The rallying call from academics and the Spanish speaking literati this week has been one for better schools and greater impetus on eradicating illiteracy in the Hispanic world. As Spanish writer Antonio Munoz Molina said: “The enemy of the Spanish language is not English, but poverty.”
Participants and guests gathered here in homage to Gabriel Garcia Marquez who even spoke emotionally, in a speech laden with charming anecdotes regarding his years of poverty prior to writing 100 Years of Solitude, to a rapt audience. His speech was frequently interrupted by cheers and raucous ovations and later by the late entry of former US President Bill Clinton who later said: “Not everything in life has to be power, politics and money.” The former President then stated that he was here to honour the 80th birthday of Gabriel Garcia Marquez, “his personal friend”.

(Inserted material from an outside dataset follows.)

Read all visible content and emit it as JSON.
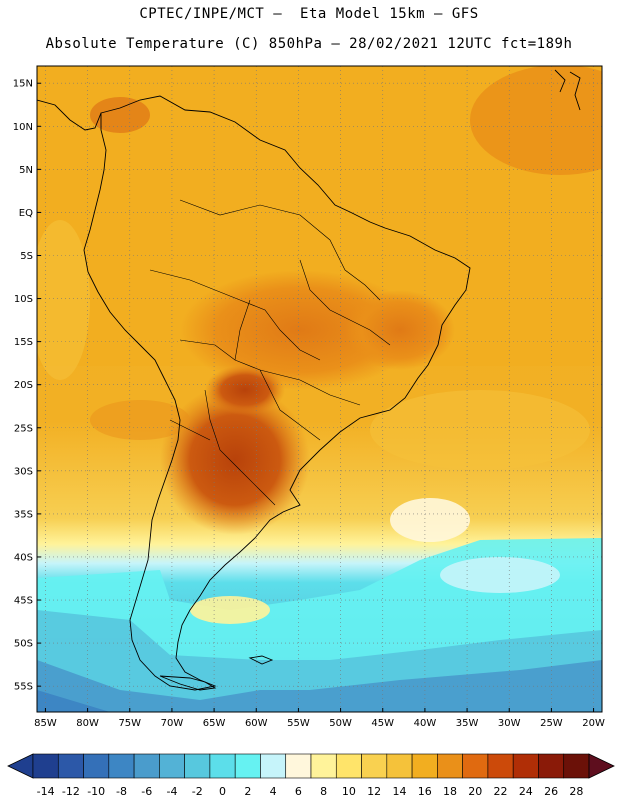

A very special moment recalled in the homage by Mexican writer Carlos Fuentes who remembered fondly the day he was introduced to Gabriel Garcia Marquez by Colombian writer Alvaro Mutis.

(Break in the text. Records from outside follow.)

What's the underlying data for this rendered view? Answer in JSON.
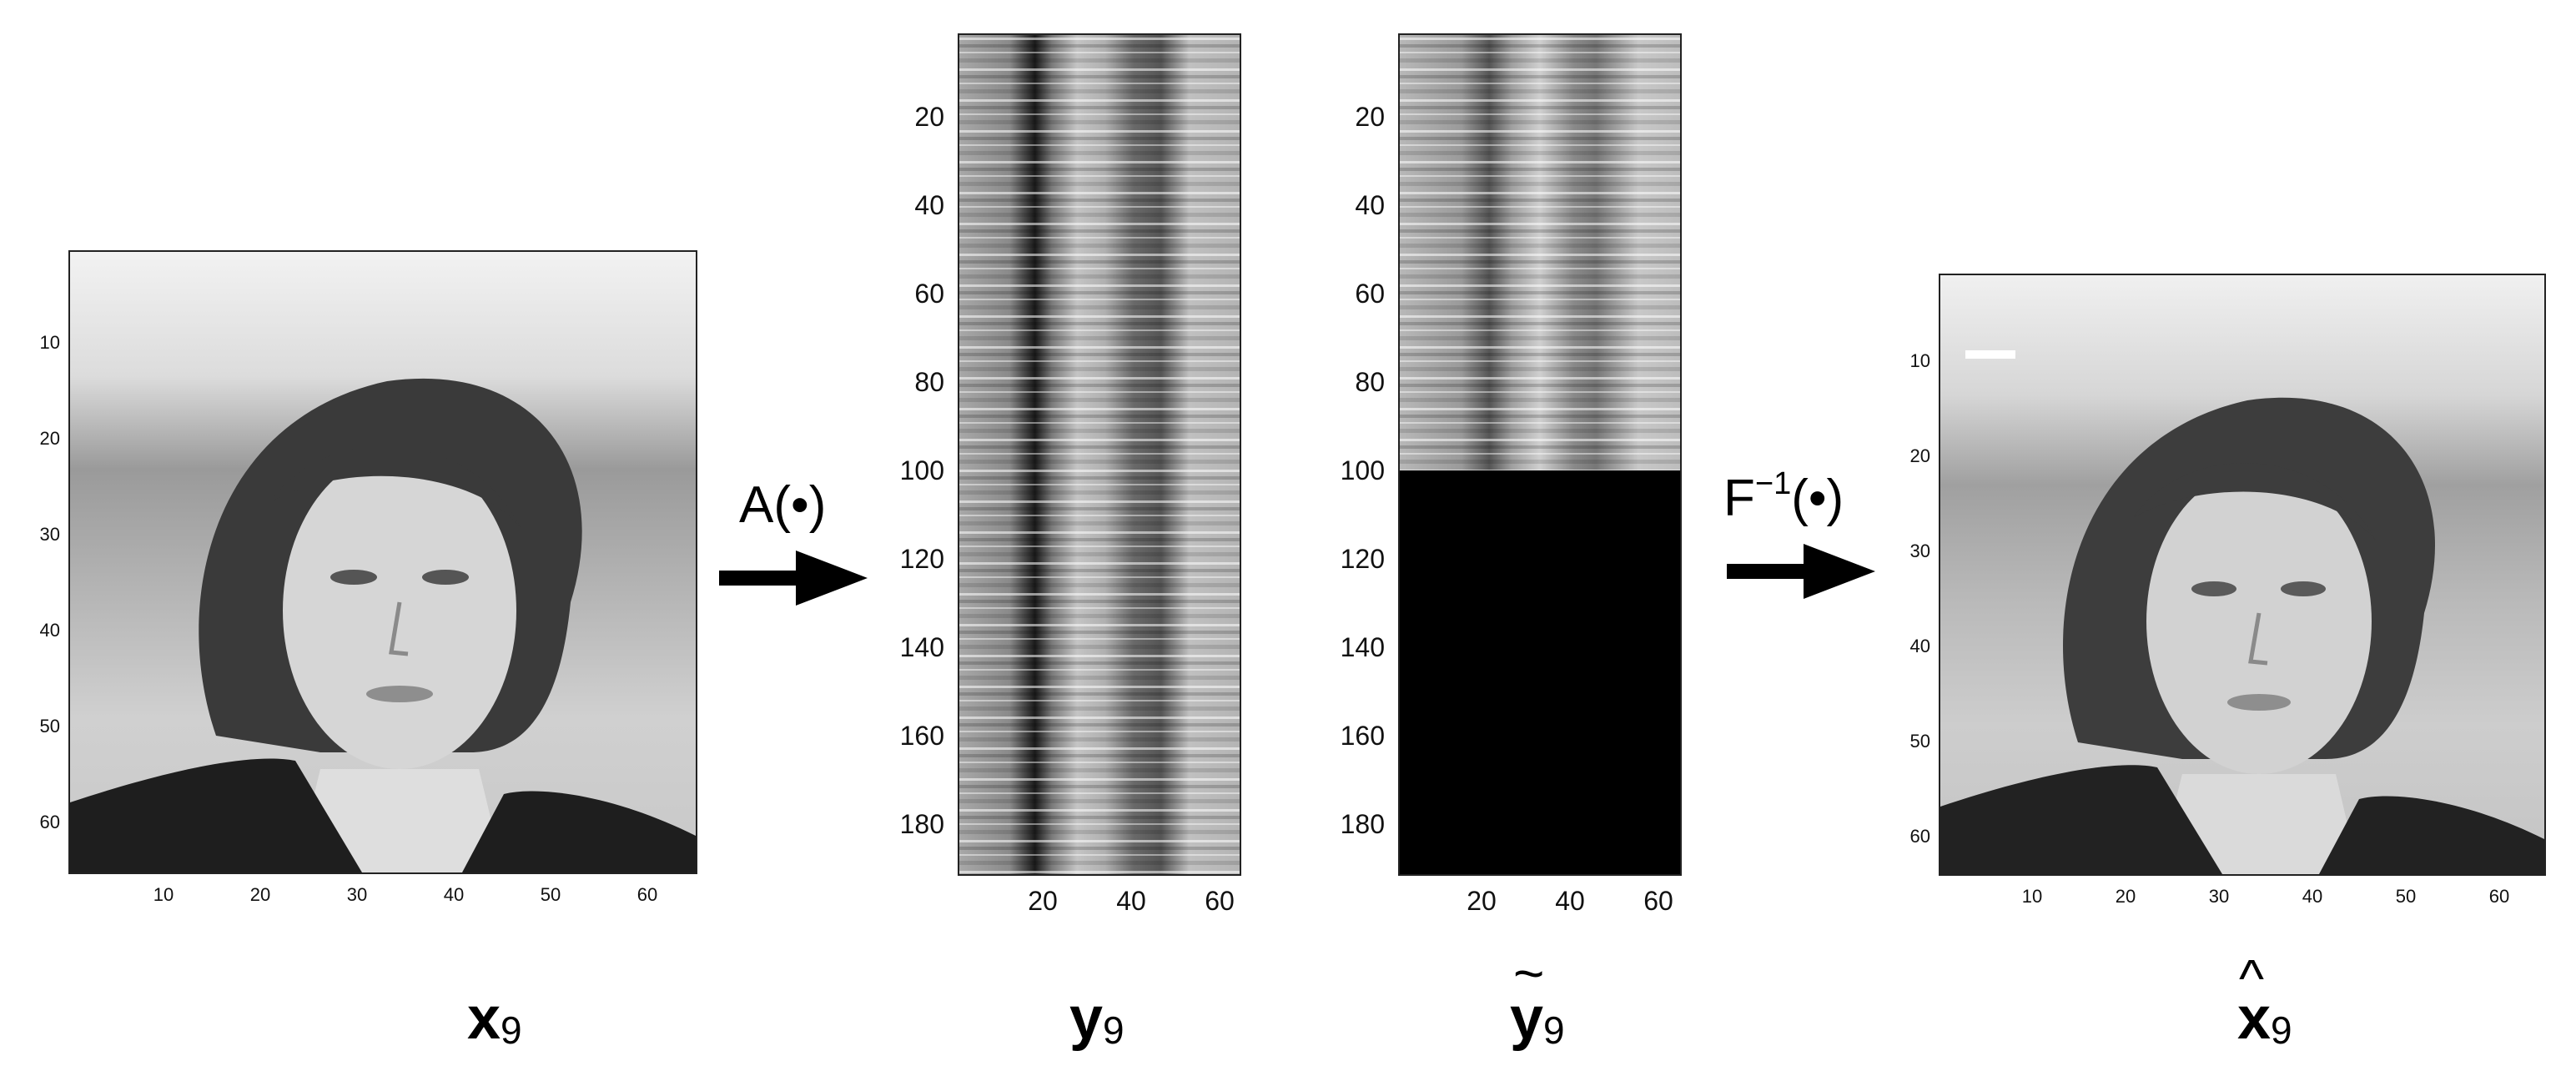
{
  "panels": {
    "x9": {
      "caption_base": "x",
      "caption_sub": "9",
      "y_ticks": [
        "10",
        "20",
        "30",
        "40",
        "50",
        "60"
      ],
      "x_ticks": [
        "10",
        "20",
        "30",
        "40",
        "50",
        "60"
      ]
    },
    "y9": {
      "caption_base": "y",
      "caption_sub": "9",
      "y_ticks": [
        "20",
        "40",
        "60",
        "80",
        "100",
        "120",
        "140",
        "160",
        "180"
      ],
      "x_ticks": [
        "20",
        "40",
        "60"
      ]
    },
    "y9_tilde": {
      "caption_base": "y",
      "caption_sub": "9",
      "caption_accent": "~",
      "y_ticks": [
        "20",
        "40",
        "60",
        "80",
        "100",
        "120",
        "140",
        "160",
        "180"
      ],
      "x_ticks": [
        "20",
        "40",
        "60"
      ]
    },
    "x9_hat": {
      "caption_base": "x",
      "caption_sub": "9",
      "caption_accent": "^",
      "y_ticks": [
        "10",
        "20",
        "30",
        "40",
        "50",
        "60"
      ],
      "x_ticks": [
        "10",
        "20",
        "30",
        "40",
        "50",
        "60"
      ]
    }
  },
  "operators": {
    "forward_pre": "A(",
    "forward_dot": "•",
    "forward_post": ")",
    "inverse_pre": "F",
    "inverse_sup": "−1",
    "inverse_paren": "(•)"
  },
  "colors": {
    "axis": "#222222",
    "background": "#ffffff",
    "zeroed_region": "#000000"
  },
  "icons": [
    "right-arrow-icon",
    "right-arrow-icon"
  ]
}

“Today begins the next 100 years of Gabriel Garcia Marquez. Today is the first day for the next reader of 100 Years of Solitude,” closed the Mexican writer.
In Gabriel Garcia Marquez’s speech to the Congress, the 1982 Nobel Prize Winner recounted of how, when he and his wife Mercedes, visited the Post Office in Mexico City to send the manuscript of 100 Years of Solitude to the publishing house in Argentina, so dire was their financial state that they could they only had 53 of the 82 pesos needed to send the script.
They divided the manuscript in two and sent one half to Buenos Aires only to receive notice later that they had sent the second half but there was an eager editor in the southern Capital city desperate to know how the story began!
The event, possibly the most important cultural event for the Spanish speaking world to be held in Colombia, was attended also by Colombian President Alvaro Uribe, former President Andres Pastrana, Panamanian President, Martin Torrijos, Spanish royalty and another former Colombian President, Belisario Betancur, also the Honorary President for the IV Congreso de la Lengua Espanola.
Betancur quipped and joked about 10 words he hoped to include in the new Spanish dictionary, one of which was, “Lunpereza”, literally translated as LazyMonday – the lethargy that a Monday brings.
The bookshops of Cartagena have been stacked with thousands of the new edition of 100 Years of Solitude and these copies were not to be sold until midday on Monday after Gabo had addressed the Congress and himself been presented with a special edition.
All week to commemorate the Congress, Cartagena is emphasising the arts. Live music rings through the colonial masterpiece streets, street performers man the plazas and everywhere the barrios ring with conversations of Gabo, Colombia’s most famous living son.